We’re not saying those issues aren’t real and important. Just that talking about those things won’t convert one single vote to Democrat. Everybody who cares or doesn’t care about those things already have their positions on those issues staked out and that ain’t gonna change. Yeah, maybe you can get them fired up a little, and more likely to vote, but if it comes at the expense of losing others that you might otherwise have a chance of convincing, it may not be worth it.
We’re not even arguing Democrats necessarily need to nominate a centrist candidate. Give the party someone who inspires more than just a return to boring politics, fine. Just debate Medicare for All and the Green New Deal and all that good stuff after you get imto office. And of course the likelihood of getting a lot of that stuff done, or not, will depend on which party controls the House and Senate, which no one’s going to know until after the election anyway.
It’s better to move forward with one central message. If nothing else, Trump has proven people care about protection from real or perceived threats above all else. All else.

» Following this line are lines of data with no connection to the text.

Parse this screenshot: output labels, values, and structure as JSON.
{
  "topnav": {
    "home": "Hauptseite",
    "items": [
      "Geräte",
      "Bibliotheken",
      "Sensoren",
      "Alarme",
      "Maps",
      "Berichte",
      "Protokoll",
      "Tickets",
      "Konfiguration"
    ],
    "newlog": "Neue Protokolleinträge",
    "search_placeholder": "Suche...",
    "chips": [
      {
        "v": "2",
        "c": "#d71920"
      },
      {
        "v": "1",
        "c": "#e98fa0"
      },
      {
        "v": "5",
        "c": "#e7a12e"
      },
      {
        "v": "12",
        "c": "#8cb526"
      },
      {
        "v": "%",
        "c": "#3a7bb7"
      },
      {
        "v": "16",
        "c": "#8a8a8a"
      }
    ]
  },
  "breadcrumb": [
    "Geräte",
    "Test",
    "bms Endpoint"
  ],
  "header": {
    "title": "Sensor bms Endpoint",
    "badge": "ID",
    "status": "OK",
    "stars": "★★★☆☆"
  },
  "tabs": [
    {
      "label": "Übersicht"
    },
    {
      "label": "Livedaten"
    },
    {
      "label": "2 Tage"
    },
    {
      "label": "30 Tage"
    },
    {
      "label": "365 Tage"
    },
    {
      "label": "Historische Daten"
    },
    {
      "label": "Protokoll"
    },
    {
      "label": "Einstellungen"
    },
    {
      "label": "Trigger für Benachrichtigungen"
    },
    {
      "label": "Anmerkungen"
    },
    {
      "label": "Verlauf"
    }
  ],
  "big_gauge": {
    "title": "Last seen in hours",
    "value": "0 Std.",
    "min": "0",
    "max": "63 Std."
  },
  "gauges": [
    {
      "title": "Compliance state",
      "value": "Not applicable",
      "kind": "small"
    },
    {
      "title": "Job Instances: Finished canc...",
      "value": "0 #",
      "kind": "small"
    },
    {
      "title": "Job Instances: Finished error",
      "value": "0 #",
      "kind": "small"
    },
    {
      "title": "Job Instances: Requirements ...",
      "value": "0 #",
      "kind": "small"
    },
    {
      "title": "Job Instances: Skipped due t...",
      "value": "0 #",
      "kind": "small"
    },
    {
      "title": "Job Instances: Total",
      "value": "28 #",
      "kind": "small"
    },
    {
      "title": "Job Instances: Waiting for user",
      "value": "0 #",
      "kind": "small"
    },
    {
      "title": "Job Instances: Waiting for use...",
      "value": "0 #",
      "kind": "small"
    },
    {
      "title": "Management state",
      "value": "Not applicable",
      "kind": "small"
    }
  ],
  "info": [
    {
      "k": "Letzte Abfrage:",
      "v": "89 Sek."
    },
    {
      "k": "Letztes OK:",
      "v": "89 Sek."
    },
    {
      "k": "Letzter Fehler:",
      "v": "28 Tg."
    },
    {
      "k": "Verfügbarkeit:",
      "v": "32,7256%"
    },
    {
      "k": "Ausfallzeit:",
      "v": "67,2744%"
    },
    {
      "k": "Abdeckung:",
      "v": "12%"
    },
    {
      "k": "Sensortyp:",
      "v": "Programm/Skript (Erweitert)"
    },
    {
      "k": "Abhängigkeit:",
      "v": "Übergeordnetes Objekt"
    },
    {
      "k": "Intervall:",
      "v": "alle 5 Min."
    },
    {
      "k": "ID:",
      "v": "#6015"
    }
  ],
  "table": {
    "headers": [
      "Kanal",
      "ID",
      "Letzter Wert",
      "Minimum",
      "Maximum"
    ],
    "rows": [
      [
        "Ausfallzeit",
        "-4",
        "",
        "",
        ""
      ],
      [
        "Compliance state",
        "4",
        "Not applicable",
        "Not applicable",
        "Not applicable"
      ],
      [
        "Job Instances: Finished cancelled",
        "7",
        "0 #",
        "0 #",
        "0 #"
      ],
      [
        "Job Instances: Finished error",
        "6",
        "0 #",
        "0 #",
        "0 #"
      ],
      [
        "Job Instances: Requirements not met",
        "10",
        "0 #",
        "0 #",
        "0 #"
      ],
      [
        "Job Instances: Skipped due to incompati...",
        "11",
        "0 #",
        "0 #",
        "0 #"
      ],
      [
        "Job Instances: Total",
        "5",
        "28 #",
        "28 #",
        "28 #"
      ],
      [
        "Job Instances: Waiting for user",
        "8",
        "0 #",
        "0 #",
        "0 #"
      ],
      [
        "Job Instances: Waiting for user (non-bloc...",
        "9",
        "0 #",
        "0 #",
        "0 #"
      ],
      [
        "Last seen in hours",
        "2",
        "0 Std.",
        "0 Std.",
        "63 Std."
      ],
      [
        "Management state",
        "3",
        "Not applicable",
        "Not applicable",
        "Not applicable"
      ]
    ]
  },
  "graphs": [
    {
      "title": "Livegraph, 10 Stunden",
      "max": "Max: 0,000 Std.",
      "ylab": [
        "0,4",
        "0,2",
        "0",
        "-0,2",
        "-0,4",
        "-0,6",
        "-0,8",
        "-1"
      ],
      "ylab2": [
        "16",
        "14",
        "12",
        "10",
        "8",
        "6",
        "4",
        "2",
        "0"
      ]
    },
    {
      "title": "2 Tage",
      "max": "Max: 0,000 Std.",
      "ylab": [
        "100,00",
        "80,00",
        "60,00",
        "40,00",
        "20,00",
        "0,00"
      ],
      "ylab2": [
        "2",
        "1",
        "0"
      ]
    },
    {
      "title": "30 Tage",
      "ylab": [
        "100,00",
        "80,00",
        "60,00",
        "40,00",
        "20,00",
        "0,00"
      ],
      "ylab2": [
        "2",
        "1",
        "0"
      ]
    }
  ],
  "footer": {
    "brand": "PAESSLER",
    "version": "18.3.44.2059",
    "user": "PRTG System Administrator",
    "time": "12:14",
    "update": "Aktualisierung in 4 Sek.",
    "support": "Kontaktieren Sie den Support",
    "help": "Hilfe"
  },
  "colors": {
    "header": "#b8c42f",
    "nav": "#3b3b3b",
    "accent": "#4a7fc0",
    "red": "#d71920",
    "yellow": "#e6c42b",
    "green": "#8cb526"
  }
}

Now is the chance for Democrats to step up as the protectors of Social Security, and Medicate, and Obamacare (which the Trump Administration is trying to use the Supreme Court to dismantle since it didn’t work out for them in Congress), and Medicaid, and all those things that mean so much to so many.
But whomever the chosen Democrat ends up being, they can’t let that message get muddled. And preserving core values (and maximizing the possibility of winning) can’t become an exercise in herding cats.